What is Bankruptcy in simple terms:
When someone falls into an inescapable debt circle, he/she tends to exhaust all his/her funding sources as well as income sources. When such a situation is faced by any individual, he/she might find himself/herself in a difficult position. Bankruptcy is defined as a condition or an individual or a business organisation when they are not able to repay their debts successfully on time. There are many reasons which make people land in a situation in which applying for bankruptcy can help them. This process generally begins by signing a petition which is filled by the debtors. This is the most common process of declaring oneself bankrupt. There is another way of filling a bankruptcy petition which is done on the behalf of the creditors. It is less common among business organisations. The Insolvency and Bankruptcy Code ( IBC ) has charted out certain rules for both corporate business organisations and individuals for filing bankruptcy. According to Indian laws, the process of declaring bankruptcy by an individual is more complicated whereas companies and organisations have a straight forward rule guide.
When to file Bankruptcy and its benefits:
The most effective use of bankruptcy is that it helps an individual or an organisation to rise from the ashes. Proverbs apart but declaring bankruptcy can help a person or a business organisation to start afresh and get in business again as all the pending debt is scraped off by the government. The government department responsible for inquiring into a bankruptcy case then counts the assets of the individual which filed for bankruptcy and on the basis of his/her assets their value is calculated. The debt is then tried to be settled among the debtors by compensating with the money which is fetched by evaluating and selling off of the concerned individual’s or organisation’s assets. There is a particular law which comes under the Provincial Insolvency Act. According to which, an individual can file his case for declaring bankruptcy when he/she is not able to pay a debt greater than INR 500.

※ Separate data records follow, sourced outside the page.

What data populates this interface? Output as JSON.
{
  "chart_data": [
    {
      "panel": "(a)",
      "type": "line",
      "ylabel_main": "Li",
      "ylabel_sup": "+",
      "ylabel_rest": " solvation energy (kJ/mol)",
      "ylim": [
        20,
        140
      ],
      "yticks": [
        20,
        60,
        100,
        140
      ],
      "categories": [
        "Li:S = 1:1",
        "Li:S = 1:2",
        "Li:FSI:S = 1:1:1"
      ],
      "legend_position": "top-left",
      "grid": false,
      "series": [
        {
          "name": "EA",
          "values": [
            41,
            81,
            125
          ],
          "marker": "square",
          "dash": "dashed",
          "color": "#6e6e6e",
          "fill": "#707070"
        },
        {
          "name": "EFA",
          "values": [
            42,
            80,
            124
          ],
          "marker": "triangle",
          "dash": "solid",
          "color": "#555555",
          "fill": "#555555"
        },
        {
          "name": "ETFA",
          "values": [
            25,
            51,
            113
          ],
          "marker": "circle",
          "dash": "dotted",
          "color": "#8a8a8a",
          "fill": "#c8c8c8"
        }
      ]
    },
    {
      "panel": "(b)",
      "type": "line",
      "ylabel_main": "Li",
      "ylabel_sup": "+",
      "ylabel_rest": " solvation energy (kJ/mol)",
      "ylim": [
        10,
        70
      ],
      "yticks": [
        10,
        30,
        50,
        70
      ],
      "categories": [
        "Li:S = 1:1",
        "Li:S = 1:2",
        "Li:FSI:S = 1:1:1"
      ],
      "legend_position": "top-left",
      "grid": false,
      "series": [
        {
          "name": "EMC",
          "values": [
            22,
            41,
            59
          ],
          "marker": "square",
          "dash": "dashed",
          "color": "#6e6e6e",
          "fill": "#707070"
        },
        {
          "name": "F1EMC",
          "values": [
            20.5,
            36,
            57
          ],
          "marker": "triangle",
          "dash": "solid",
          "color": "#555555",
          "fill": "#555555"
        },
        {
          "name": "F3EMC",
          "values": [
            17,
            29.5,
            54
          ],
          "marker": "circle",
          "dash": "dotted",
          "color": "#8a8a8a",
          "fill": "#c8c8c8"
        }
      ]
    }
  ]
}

If you are someone who has to buy your daily necessity items and groceries off of your credit card, then it is high time for yourself to declare bankruptcy. This is a vicious cycle and it may worsen your situation. The interest that will be charged on your credit card will only increase your debt. So in this situation, it will be optimal for you to opt for declaring bankruptcy. Another reason for which you should definitely apply for bankruptcy declaration is when your interest rates have been increasing continuously because of your inability to pay your debts on time. If this is going on for more than a few months, you should file for your bankruptcy. If you have tried all your resources to balance your financial life and it is not working, you should probably file for your bankruptcy and let the government help you by exempting some of your debt and settling some.
After your application for bankruptcy has been accepted and verified, the court can either reject the application for declaring bankruptcy or reject it. The court can easily proceed further into the bankruptcy case by following the legal procedure of evaluating the total debt on the applicant and the net value of its assets. It is very crucial and severs financial step which an individual or an organisation should take with thought and appropriate measures. You should try out other options like trying to settle your debt by selling some property etc. before considering the option of filing bankruptcy.